Has the cycling boom turned to gloom?
The bicycle industry, like many others is currently in the middle of an ongoing global supply crisis as everyone is aware. This crisis has caused widespread material shortages and production problems for many brands. The root causes of this problem are varied, but reasons given by many suppliers include transport material cost, material shortages, COVID restrictions which are ongoing in some parts of the World and the war in Ukraine driving fuel costs up.
Not everyone in the industry has benefitted from the COVID cycling boom.
Small businesses and customers have been hit the hardest by this crisis, what stock there is has been snapped up by the bigger outfits with more buying power. Despite the boom some shops closed down, not through lack of demand, but the lack of available stock.
Unlike many industries the cycle trade has certainly seen a boom during the pandemic, with sales of new bikes increasing dramatically, however it’s beginning to feel like that may be over.
At the same time with the increase in new bikes sales seen in 2020 and the cancellation of pretty much the entire sporting year, the demand for repairs seemed to fall, certainly they did for us at the higher end – enduro/downhill bikes weren’t being prepped for race time, those owners were buying hybrids for some exercise closer to home.
A similar story was told by many of our trade partners, wheel builds and shock services were replaced by puncture repairs on recently furloughed customers keen to get a bit of lockdown relief/exercise.
On the one hand you could think, “the new bike boom can only be a good thing for repairs, all those new bikes in circulation will need fixing at some point”. Whilst those new bikes will obviously need repairing, the lack of parts has caused more problems downstream.
As things stand many suppliers are still quoting well into 2023 before certain lines are re-stocked.
How long will it last?
It is unclear when the situation will stabilise, but it is expected that the bicycle industry will see a significant decline in demand within the next year. This decline is likely to be exacerbated by the rising cost of living, which will make it increasingly difficult for people to afford new bicycles, perhaps even to repair their own bikes or to travel to trail centres at the weekend.

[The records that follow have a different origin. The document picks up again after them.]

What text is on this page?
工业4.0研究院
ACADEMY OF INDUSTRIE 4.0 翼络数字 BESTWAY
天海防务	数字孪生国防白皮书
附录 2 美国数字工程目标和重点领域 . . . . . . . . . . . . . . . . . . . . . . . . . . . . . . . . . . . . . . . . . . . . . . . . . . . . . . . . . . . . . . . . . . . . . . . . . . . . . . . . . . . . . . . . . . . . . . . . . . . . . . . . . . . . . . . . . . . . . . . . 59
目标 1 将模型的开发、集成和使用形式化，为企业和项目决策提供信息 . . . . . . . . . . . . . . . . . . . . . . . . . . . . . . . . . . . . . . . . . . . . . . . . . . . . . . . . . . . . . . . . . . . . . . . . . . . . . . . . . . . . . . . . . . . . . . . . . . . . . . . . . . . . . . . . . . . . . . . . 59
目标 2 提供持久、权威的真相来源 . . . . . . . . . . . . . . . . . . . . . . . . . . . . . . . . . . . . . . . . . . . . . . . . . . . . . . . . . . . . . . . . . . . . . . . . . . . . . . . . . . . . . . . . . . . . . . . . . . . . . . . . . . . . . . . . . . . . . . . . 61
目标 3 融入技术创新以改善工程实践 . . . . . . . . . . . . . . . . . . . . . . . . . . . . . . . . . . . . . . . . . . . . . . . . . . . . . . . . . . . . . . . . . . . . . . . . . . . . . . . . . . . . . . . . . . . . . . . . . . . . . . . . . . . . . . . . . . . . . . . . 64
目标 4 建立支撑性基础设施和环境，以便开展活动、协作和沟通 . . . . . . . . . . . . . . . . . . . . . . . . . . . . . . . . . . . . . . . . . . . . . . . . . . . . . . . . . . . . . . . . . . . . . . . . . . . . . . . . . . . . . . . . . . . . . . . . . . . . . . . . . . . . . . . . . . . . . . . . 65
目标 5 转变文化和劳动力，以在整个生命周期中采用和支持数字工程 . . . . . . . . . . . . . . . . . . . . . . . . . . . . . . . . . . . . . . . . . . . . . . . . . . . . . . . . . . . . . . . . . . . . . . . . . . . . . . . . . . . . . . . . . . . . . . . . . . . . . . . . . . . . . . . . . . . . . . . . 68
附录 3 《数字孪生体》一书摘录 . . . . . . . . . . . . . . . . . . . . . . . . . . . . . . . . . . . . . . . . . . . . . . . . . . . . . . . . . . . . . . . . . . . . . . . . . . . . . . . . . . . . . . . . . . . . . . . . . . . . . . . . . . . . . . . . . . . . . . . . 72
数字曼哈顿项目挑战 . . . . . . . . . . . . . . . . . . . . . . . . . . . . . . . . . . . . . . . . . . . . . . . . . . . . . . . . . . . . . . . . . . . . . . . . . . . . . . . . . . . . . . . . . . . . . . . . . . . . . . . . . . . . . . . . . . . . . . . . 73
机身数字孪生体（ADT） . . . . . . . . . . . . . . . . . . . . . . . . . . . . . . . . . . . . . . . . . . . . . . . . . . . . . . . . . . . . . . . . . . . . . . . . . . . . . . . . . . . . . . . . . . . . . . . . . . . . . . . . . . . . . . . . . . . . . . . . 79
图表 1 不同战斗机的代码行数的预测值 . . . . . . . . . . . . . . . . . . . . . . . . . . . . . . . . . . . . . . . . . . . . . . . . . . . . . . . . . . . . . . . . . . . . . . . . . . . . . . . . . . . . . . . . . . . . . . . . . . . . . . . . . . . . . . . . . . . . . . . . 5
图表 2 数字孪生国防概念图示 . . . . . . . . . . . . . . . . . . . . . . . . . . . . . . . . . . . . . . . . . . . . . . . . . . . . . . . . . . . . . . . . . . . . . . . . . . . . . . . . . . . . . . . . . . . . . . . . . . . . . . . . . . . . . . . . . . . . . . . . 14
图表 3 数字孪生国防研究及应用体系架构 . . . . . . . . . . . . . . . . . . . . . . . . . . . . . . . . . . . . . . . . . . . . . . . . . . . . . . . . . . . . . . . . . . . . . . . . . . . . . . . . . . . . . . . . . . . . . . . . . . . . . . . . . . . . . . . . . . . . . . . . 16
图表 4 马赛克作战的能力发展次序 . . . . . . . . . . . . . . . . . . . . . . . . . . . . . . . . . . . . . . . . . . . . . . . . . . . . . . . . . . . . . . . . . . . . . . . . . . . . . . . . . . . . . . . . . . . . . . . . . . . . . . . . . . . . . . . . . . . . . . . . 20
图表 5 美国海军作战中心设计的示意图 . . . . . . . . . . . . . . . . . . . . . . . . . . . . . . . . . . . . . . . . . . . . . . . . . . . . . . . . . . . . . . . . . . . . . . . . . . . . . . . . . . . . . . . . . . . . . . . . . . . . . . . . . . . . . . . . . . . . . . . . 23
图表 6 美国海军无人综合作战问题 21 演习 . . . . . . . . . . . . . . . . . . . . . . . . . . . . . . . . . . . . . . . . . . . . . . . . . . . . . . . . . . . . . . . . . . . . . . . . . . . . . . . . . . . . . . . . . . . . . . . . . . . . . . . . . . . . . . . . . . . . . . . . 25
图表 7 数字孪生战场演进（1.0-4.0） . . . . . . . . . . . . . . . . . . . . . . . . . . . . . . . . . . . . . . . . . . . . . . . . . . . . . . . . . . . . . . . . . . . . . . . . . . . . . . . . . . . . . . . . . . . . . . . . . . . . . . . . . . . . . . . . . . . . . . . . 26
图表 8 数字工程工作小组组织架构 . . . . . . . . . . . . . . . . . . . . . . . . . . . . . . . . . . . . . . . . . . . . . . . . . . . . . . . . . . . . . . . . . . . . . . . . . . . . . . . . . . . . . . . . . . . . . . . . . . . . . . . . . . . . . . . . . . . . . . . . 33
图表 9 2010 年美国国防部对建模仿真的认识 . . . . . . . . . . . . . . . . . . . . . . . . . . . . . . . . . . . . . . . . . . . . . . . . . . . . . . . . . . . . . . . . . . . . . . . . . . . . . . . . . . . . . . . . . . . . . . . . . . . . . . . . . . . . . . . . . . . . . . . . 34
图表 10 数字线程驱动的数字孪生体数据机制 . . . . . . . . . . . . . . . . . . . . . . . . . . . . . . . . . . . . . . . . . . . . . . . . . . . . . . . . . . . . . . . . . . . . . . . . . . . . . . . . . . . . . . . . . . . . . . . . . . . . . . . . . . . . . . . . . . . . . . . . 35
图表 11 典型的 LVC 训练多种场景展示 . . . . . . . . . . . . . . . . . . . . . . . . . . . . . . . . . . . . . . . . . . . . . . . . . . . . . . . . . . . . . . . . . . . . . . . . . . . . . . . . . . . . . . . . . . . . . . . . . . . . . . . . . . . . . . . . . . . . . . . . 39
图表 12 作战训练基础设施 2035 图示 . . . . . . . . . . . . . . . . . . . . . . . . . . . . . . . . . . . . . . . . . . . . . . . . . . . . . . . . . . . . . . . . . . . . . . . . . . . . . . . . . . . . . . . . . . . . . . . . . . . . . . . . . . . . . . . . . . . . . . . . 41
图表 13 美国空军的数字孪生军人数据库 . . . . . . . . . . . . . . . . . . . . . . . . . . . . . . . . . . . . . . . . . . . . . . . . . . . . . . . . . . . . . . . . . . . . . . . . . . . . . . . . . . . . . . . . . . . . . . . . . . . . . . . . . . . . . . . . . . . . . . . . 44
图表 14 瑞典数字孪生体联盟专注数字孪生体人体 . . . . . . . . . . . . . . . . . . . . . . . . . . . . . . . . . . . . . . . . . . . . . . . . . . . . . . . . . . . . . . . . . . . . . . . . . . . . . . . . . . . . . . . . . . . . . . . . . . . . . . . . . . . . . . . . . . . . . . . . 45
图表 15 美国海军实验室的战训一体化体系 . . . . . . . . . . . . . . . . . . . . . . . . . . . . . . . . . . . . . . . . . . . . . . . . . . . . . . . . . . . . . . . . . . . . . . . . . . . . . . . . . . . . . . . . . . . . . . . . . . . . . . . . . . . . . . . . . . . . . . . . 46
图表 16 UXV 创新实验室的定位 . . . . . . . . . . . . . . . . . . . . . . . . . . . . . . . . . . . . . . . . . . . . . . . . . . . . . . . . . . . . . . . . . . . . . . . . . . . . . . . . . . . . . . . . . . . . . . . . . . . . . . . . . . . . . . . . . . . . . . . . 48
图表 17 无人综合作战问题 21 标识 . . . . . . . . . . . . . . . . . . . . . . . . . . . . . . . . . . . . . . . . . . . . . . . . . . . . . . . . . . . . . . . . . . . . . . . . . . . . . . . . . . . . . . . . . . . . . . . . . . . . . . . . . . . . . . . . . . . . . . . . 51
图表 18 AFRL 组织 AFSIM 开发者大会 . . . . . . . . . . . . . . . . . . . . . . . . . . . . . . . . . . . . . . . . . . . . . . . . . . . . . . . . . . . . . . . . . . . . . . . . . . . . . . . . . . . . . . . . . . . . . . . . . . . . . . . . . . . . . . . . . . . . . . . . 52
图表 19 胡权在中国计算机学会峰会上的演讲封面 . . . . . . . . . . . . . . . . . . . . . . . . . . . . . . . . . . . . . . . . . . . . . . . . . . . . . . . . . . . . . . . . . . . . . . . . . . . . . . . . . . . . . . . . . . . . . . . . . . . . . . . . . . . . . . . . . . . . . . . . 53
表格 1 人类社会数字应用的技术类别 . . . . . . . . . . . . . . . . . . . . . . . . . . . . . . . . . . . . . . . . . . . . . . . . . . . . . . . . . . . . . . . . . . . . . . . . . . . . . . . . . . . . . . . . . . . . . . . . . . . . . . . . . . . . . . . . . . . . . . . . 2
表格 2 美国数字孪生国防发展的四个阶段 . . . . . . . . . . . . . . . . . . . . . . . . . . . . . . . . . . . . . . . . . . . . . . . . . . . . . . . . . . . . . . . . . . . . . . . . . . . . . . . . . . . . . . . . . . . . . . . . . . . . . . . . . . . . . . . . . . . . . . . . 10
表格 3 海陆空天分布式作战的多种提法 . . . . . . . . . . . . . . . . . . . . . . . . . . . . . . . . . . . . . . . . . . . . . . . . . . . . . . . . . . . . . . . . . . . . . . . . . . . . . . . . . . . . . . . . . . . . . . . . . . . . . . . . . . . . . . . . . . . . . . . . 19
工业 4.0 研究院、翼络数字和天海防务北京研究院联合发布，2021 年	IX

“The current situation is unprecedented and very challenging for the whole bicycle industry,” said Stefan Wolfram, CEO of Canyon Bicycles. “We are all working hard to find solutions and get through this together.”
Claire Fleischer, CEO of Bosch e-bikes, said in September 2021 that they “have had a hard time since last year to handle the shortages” and that they “expect these to increase even more in the next 12 to 18 months”.
“We are seeing a significant decline in demand for bicycles,” said John Burke, CEO of Trek Bicycles. “This is due to a number of factors, including the covid pandemic and the resulting economic recession. We expect that this decline will continue in the short term, but we are hopeful that it will stabilise in the longer term.”
Issues with shipping container availability and cost has meant that the cost of shipping has increase almost 10 fold since 2019 and exports out of Shanghai are down 20-30% since the start of their most recent lockdown. This means the sub RRP prices we cyclists have become accustomed to are becoming harder to find.
The current situation is clearly unsustainable but I think the demand for cycling will remain long after these challenging times have passed. My prediction is that the hardest hit in the industry will be bike manufacturers and larger retail/repair outlets with larger overheads and whom are more reliant on retail sales.
All those new bikes from the 2020-2021 boom will still need repairing. The smaller independent outlets, with the support of their loyal customers and their lower overheads, may just rise from the ashes if they can source the consumables they need to keep things moving. Moreover as the cost of living increases some may choose cycling as their mode of transportation meaning more opportunity for some within the trade.